In the vegetable garden, there’s snap peas and tomatoes from COMSOG. Nearby are zinnias and bush beans. We pass weigela, named for a German scientist, a nice shrub from the honeysuckle family. We get to Steve’s “main perennial bed.” There’s purple salvia and baptisia also known as false indigo because it was used to make blue dye. Steve has a couple of Deodar cedars, he says, “I love the needles and great color.” Deodar being Sanskrit for “timber of the gods” according to arborday.org. There’s a weeping Alaskan cedar and a beautiful lilac in tree form he bought for his wife Phyllis. It is unusual to see a tree form lilac, Steve says “one trunk” denotes a tree, though gardeningknowhow.com adds it must also be a minimum of 13 feet high. Like many are experiencing, Steve says this year’s blooms are the largest he has seen. After we pass another hinoki cypress there’s a smoke bush contrasting its soft reddish-pink foliage against the wavy green needles. Moving onto a low conifer, a bird’s nest spruce, from 1988, a “slow grower, but happy,” near a weeping hemlock.
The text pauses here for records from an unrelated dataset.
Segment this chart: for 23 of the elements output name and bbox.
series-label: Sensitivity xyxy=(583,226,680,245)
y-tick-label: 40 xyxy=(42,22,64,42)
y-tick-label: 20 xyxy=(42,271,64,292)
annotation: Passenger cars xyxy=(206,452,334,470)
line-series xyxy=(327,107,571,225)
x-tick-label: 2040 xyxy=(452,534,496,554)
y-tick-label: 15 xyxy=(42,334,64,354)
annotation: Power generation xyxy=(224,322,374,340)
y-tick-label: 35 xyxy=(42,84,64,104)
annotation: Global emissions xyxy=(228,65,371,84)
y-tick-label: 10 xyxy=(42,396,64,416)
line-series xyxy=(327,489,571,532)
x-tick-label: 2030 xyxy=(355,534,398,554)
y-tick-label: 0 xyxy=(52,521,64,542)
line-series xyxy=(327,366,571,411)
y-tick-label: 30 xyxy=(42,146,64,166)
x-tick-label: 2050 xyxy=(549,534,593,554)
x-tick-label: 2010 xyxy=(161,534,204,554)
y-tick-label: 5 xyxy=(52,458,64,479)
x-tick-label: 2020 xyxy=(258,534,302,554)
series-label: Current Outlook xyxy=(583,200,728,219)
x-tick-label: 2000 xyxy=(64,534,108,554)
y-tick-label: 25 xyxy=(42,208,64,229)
Steve notes, “there are several larger examples at Polly Hill.” Another Asian evergreen growing is cryptomeria. Steve remarks, “There are some fine examples on our Island that are 30 to 40 feet tall and some beautiful ones at Polly Hill.” Another one of Steve’s favorites is the Japanese umbrella pine, also at Polly Hill. His kousa dogwood smells good and will offer abundant white blooms after the leaves come out, unlike the Florida dogwood which blooms before the leaves come out.
Steve picked up a shredded umbrella plant about three years ago at Polly Hill. I’ll admit this was one of my favorites in his garden. One perk this year is the irrigation system being installed so he no longer has to water. We stand at the rhododendrons and butterfly bush. When I ask if Steve has made trips just to visit gardens he says, “Not yet, I’ve aspired to do so.” I hope he will find the time to enjoy visiting some of those special places and know that his garden is an oasis of comfort for those passing by and anyone lucky enough to get a tour.